The new spin on socks? Hotter, smoother and more synthetic.
We'll be adding stories from Outdoor Retailer Daily over the next several weeks. This Gear Trends article can be found on page 36 of the Day 4 issue.
More and more synthetic socks are showing up next season, including fresh pairs for skiers, snowboarders and runners. That’s because choosing a non-wool blend could be a lifestyle or environmental preference: “Some people that are vegan have requested for us to have a synthetic sock,” said Brian Brand, Marketing Director at Darn Tough Vermont. Cringing at “wool” in a label could be part educational, too. Ideas of traditional wool — itchy, uncomfortable, bulky — may eclipse the modern affair. “There’s a stigma around merino, which is not the same material as what people think of as grandmother’s classic wool. My whole neck turns blotchy with ragg wool, but it’s pretty infrequent that someone is going to have an allergic reaction to merino,” Brand added.
Your toes needn’t stay toasty with hot cocoa and peppermint schnapps alone. New textile technologies from some brands are jumping into ski socks that can help to regulate heat — even in the thinnest, pairs intended for racers. “Anything to increase heat in the foot is a good thing, which is a number one priority for everyone on the ski hill,” said Jared Finnery, CEP Compression Sportswear Sales Manager — not just slalom skiers.
Hikes to hops
Taking queues from multiuse footwear and overarching athleisure trends, socks are experiencing more crossover, technically and aesthetically. Hikers want thoughtful style and design for post-trail beta swaps and professionals want more durability. “The consumer is looking for product that fits any environment they encounter and that’s also visually appealing,” said Margaret Newhard, Director of Product Management for Wigwam, which focused on designing socks for ’16-’17 that “provide the wearer with the ability to hike a fourteener and then seamlessly transition to meeting up with friends afterward at a local pub.” Having solely stylish socks also helps to streamline that sock drawer.

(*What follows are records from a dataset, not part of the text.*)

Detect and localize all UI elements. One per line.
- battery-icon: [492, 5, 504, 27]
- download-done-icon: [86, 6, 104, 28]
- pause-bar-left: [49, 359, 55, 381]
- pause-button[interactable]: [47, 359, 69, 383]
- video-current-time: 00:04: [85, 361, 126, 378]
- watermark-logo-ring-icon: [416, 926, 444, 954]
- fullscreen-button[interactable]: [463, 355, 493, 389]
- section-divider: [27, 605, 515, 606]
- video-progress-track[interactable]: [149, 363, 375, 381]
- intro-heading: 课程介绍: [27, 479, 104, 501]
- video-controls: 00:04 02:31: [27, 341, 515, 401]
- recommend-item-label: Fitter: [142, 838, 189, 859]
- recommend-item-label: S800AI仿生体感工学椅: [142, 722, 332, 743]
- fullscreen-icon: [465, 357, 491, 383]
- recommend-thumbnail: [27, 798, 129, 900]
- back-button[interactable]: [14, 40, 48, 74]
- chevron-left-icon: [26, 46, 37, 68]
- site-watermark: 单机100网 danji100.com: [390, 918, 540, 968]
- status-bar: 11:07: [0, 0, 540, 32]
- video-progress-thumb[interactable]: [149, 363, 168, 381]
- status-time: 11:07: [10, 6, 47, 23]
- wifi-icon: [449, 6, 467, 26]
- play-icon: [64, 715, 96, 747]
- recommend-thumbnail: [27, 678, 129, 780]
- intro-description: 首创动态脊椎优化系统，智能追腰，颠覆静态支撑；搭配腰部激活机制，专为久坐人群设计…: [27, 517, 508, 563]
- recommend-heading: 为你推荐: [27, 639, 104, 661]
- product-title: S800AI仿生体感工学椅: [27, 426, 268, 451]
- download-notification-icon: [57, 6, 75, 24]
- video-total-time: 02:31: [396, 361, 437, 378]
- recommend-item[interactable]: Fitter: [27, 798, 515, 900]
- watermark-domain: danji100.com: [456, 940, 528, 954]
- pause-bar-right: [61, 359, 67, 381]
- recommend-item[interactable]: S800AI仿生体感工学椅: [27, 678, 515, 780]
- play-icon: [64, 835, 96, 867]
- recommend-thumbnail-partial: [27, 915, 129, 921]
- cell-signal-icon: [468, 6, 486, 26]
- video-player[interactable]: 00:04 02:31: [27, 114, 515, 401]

1. Made in Germany, the CEP Ski Ultralight Socks (MSRP $55) from CEP Compression Sportswear will help to heat-up chairlift rides with the textile technology Smart Infrared. In the brand’s thinnest ski sock to date, the Emana yarn — made by Solvay — is embedded with bioactive minerals that absorb body heat and emanate far infrared rays back onto the skin.
2. For skiers and boarders, the Women’s Taos (MSRPs $23-$24) from Darn Tough Vermont features a color-poppy Southwest design, inspired by Native American blankets, on a trending denim-inspired vapor blue.
3. If only your favorite socks would last forever. Or at least last for several expeditions to summit the world’s highest peaks. In collaboration with iconic alpinist Conrad Anker, SmartWool launches IndestructaWool technology included in its PhD Mountaineer (MSRP $34.95) sock, that was field-tested and tweaked by Anker. Focused on enduring a big ascent, the design features an aggressive mesh vent zone in the instep, 20-30 mmHg and graduated compression in the heel.
4. For a sock that can be worn both on the trails and with dress shoes, Lorpen North America introduces the TR2 (MSRP $18), which debuts a new Merino-polyester micro-fiber blend that enhances the performance of the Merino.
5. In lightweight designs with zonal heel-and-toe cushioning, Wigwam releases the Peak to Pub Collection (MSRPs $16-$17) with Ultimax construction — a push-pull system that draws moisture away from the bottom of the sock byway of drirelease at the foot’s base and Merino wool up top — in three of the four pairs.
6. For ladies’ everyday wear, the medium weight over-the-calf Billings Knee High (MSRP $26) from Farm to Feet reflects a trending fashion-forward pattern of abstract forms and geometric arrays with strong, saturated colors. Socks’ graphics continue to evolve with greater detail and more complexity. One reason is the influence from the screen print market and sublimation, which pours into the outdoor market, and helps to drive competition and technology, attributed Farm to Feet Product Designer Anna Hall.
7. Krimson Klover ups the novelty even more in its ski sock designs with new custom illustrations including the Ski Resort Graffiti (MSRP $28). Knit with a custom house-made Merino based yarn, the sock “is a play to all of the graffiti we are seeing in the fashion world right now. We took a few of our favorite ski resorts around the world and created a fun, whimsical print that would resonate with the ski and outdoor industry,” said Krimson Klover Founder Rhonda Swenson.